Der auf strafrechtliche Fragen spezialisierte Anwalt unserer Kanzlei machte sich unverzüglich an die Arbeit und forderte die entsprechenden Unterlagen bei der Polizei an. Vor der Vorbereitung auf die Hauptverhandlung befragte er zur Entlastung unseres Mandanten alle beim Vorfall anwesenden Zeugen. Wie zu erwarten war, bestätigten sie alle übereinstimmend, dass der faschistische Gruß nicht von Mark ausgesprochen worden war. In der Hauptverhandlung, an der auch das ältere Ehepaar, das die Anzeige erstattet hatte, sowie die Nachbarin, die unseren Mandanten für den Schuldigen hielt, teilnahmen, befragte der Anwalt die Geschädigten und Zeugen im Fall. Im Ergebnis konnte keiner der Anwesenden bestätigen, dass die Stimme des Störers die Stimme unseres Mandanten war.

Im Namen des Mandanten bereitete unser Anwalt einen Antrag auf Einstellung des Strafverfahrens mangels Tatbestandsvoraussetzungen vor, mit dem konkreten Hinweis, dass unser Mandant nicht dessen Täter war. Bekanntlich gilt in der Strafrechtsdoktrin der Grundsatz der „Unschuldsvermutung", wonach eine Person als unschuldig gilt, solange ihre Schuld an der begangenen Straftat nicht in dem gesetzlich vorgesehenen Verfahren nachgewiesen und durch ein rechtskräftiges Gerichtsurteil festgestellt wurde. Damit ist auch gemeint, dass „die Beweislast für die strafrechtliche Schuld bei der Anklage liegt".

Ergebnis: Freispruch und Erstattung der Anwaltskosten

Daher durfte das Gericht im Fall unseres Mandanten kein Schuldurteil fällen, da die Begehung der Straftat durch den Angeklagten nicht nachgewiesen worden war. Zur ungeteilten Freude sowohl des jungen Mannes als auch des Anwalts unserer Kanzlei wurde vor Gericht ein Freispruch verkündet, und das Strafverfahren wurde eingestellt.
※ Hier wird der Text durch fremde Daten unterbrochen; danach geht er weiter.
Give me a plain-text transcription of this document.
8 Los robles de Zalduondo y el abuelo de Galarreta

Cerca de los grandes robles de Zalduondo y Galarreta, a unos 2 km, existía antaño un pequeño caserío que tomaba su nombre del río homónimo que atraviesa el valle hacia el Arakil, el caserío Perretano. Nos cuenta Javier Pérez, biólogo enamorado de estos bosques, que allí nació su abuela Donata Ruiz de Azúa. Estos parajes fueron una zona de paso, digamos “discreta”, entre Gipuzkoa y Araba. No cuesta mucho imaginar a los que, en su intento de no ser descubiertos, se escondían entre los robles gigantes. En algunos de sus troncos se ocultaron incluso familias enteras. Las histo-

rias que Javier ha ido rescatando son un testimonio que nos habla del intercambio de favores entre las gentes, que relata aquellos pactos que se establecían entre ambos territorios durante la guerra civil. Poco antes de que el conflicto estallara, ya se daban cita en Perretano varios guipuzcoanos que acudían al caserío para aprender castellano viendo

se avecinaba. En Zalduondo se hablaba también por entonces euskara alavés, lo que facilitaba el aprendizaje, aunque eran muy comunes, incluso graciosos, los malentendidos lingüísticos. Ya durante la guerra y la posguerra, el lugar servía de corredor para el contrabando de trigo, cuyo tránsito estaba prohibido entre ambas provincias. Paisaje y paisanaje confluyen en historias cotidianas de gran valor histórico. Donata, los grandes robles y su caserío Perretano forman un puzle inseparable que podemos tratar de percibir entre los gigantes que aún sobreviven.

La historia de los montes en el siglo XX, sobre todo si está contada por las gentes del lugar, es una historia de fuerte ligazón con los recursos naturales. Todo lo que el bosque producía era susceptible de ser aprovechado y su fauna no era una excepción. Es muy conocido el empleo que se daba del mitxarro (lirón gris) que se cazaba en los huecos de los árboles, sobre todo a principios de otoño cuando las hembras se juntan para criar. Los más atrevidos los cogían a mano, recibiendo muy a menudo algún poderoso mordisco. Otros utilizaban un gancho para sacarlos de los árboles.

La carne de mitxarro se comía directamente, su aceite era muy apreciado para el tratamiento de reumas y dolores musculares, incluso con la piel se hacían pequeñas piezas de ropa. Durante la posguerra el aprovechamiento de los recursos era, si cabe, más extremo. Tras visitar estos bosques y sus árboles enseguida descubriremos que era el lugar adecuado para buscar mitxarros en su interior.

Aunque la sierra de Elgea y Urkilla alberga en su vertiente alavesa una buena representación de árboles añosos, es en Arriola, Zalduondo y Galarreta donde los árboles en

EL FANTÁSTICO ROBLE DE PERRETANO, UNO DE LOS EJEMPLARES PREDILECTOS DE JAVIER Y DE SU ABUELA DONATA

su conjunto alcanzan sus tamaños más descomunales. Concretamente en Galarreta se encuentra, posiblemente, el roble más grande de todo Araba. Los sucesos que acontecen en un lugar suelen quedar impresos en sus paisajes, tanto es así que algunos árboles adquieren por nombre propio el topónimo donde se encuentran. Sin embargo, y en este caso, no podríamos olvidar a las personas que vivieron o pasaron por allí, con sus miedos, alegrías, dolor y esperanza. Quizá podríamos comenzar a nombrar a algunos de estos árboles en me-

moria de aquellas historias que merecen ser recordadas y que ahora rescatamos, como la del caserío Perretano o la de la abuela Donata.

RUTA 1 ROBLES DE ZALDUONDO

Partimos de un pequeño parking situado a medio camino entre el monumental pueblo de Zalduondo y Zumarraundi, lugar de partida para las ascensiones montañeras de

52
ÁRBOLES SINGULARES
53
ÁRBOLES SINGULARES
Zudem wurden Mark die Kosten für die rechtliche Hilfe erstattet, also die für den Anwalt aufgewendeten Mittel.

Schlussfolgerung

Uns blieb nur, dem jungen Mann viel Erfolg bei all seinen weiteren Plänen und Vorhaben zu wünschen. Jedem unserer Leser dürfte bekannt sein, dass Jugend die Energie des Lebens ist. Es ist die Zeit, in der ein Mensch voller Ambitionen ist, jedes Ziel erreichbar scheint und jede Aufgabe zu bewältigen ist. Die Jugend ist eine der kostbarsten und zugleich schwierigsten Lebensphasen. Leider kann ein einziges ärgerliches Missverständnis viele weitreichende Pläne zunichtemachen. Deshalb ist es überaus wichtig, „zur richtigen Zeit am richtigen Ort" zu sein, und sollte etwas schiefgehen, sollte man nicht zögern, einen professionellen Anwalt um Hilfe zu bitten.